Dispuestos a marcharse, cogieron sus sombreros y bastones. Después de dejar una peseta sobre la mesa, se despidieron del camarero al tiempo que salían por la puerta.

Fuera, la Policía a caballo patrullaba a lo largo de toda la Rambla, evitando de este modo que los manifestantes volvieran a reagruparse. Los sicarios del Somatén instaban a los vecinos del quinto distrito para que siguiesen circulando, pues los más osados, llevados por su enfermiza curiosidad, se detenían para observar de cerca los cuerpos de las tres nuevas víctimas del pistolerismo patronal. Los cadáveres de los obreros asesinados seguían en el suelo en mitad de un charco de sangre, con la cabeza descerrajada de un certero disparo. Parte de la materia gris aparecía desperdigada por los adoquines del suelo.

A pesar de sus férreos ideales, Fernández-Luna se avergonzó de tanta indolencia.

Carbonell y Salcedo, situados en los asientos delanteros del coche, hablaban animadamente de la expectación que habían originado las veladas de boxeo, en Iris Park, entre los adversarios Frank Hoche y Auguste Robert.

Las peleas se venían sucediendo desde hacía más de un año en distintos lugares de Barcelona, desde el Frontón Condal hasta la Bohemia Modernista, pasando por la plaza de toros y el Turó Park. Y todo gracias al interés mostrado por la prensa deportiva, que después de mucho insistir consiguió el levantamiento de la prohibición. La Peña Pugilística, sus promotores, se estaban embolsando grandes cantidades de dinero debido a la afluencia masiva de curiosos que acudían al
ring
llevados por el morboso interés de ver a dos hombres romperse los dientes y las narices. Aunque, bien es cierto que solo unos pocos privilegiados estaban en condiciones de pagar el encarecido precio de las entradas. Lo que muchos desconocían era que los combates estaban amañados de antemano.

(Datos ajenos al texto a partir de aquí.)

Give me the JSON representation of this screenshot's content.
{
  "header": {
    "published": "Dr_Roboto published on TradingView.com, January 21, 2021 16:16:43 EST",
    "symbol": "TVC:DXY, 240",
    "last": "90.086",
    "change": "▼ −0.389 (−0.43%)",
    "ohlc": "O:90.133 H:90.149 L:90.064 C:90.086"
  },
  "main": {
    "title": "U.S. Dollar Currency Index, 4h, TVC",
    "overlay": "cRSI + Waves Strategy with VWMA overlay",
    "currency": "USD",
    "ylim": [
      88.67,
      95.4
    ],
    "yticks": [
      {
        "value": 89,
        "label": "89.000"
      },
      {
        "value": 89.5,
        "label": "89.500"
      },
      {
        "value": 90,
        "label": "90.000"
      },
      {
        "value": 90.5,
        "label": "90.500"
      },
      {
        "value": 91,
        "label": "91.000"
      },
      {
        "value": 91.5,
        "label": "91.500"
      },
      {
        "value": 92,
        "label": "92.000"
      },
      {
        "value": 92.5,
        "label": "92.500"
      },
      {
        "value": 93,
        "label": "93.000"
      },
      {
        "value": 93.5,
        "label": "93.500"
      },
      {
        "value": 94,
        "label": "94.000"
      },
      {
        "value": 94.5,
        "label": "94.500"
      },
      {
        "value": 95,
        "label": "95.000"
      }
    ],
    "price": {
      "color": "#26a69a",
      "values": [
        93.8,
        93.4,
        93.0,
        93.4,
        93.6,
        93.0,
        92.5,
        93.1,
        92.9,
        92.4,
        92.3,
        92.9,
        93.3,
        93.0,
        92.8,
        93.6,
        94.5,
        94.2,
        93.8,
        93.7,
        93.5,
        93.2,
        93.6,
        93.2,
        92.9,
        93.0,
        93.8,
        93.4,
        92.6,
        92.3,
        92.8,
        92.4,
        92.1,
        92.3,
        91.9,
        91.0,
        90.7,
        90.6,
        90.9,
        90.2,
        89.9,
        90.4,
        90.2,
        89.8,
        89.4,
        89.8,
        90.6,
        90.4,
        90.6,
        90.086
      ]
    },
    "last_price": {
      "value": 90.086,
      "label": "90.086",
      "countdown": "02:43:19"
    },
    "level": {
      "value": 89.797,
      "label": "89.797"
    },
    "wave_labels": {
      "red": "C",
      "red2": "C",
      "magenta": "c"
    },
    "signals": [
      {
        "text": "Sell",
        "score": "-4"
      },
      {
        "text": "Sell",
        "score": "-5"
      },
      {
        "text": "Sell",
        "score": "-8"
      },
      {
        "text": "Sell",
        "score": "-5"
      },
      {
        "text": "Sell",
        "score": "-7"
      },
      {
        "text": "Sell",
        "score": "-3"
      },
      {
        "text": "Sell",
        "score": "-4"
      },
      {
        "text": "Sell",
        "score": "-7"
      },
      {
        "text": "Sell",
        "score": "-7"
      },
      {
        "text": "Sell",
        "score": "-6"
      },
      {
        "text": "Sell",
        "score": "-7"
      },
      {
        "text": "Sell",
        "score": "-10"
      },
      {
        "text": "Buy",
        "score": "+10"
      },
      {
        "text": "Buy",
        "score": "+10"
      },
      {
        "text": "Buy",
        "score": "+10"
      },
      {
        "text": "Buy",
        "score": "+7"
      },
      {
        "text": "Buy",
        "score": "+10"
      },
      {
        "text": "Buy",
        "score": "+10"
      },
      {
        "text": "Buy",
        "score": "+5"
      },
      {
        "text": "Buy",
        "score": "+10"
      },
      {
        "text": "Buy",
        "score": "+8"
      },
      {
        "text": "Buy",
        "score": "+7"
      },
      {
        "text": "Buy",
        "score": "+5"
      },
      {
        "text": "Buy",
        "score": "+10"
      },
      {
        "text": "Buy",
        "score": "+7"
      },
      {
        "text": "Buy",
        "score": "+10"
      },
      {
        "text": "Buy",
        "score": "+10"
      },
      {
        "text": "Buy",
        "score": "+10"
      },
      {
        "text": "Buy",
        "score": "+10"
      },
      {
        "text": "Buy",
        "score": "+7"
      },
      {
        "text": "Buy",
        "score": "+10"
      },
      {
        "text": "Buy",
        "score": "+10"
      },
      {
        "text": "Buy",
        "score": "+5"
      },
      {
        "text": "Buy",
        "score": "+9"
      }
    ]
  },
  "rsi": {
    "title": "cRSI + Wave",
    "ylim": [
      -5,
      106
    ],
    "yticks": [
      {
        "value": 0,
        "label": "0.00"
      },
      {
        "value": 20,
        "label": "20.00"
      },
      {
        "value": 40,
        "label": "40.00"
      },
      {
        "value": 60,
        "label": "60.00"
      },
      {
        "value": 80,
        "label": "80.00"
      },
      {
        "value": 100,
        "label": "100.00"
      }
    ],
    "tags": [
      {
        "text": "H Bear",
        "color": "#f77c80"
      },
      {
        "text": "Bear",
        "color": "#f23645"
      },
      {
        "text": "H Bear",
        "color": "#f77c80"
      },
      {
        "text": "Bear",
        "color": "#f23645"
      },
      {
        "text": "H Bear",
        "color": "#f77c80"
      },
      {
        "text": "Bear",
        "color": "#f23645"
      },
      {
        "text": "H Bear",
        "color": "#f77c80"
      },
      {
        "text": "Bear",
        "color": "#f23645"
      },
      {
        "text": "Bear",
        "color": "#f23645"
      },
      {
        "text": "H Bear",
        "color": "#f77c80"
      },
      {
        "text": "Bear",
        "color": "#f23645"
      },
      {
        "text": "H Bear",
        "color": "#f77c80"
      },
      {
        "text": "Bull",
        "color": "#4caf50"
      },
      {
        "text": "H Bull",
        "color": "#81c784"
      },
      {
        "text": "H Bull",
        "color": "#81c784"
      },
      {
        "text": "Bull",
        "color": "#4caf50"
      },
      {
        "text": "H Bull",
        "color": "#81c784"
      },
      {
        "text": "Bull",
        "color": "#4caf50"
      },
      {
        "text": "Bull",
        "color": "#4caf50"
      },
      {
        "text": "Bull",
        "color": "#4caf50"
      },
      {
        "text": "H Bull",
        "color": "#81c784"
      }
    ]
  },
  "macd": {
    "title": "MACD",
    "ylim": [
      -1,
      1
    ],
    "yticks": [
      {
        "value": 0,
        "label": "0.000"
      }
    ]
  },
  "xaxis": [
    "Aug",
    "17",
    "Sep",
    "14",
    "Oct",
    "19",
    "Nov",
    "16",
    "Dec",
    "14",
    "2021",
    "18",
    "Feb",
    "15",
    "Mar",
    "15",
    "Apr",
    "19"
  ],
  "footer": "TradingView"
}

Mientras sus compañeros de profesión intercambiaban opiniones con respecto a la fuerza física de uno y otro contrincante, Fernández-Luna aprovechó la ocasión para analizar en frío el caso policial que había abandonado en Madrid: el asunto del Fantôme. Algo tramaba Eddy Arcos en la capital de España, nada bueno en todo caso. Preparaba un gran «golpe». Así se lo decía su instinto. Sin duda, lo llevaría a efecto gracias a la ayuda que recibía de su compañera sentimental, Leonor Fioravanti, una atractiva genovesa que vivía con sus padres en Argentina, a la que había conocido en una exhibición aérea llevada a cabo en el aeródromo de Villa Lugano. Debido a la relación que ambos delincuentes mantenían con la nobleza madrileña, todo eran dificultades a la hora de investigar. Fernández-Luna sabía muy bien que el general La Barrera obviaba los informes policiales que le presentaba a diario en su despacho. Su indiferencia era debida a la amistad que unía a Eddy Arcos con el actor de moda Ernesto Vilches, el cual había tenido la deferencia de presentarle a la infanta Isabel, tía del rey Alfonso XIII.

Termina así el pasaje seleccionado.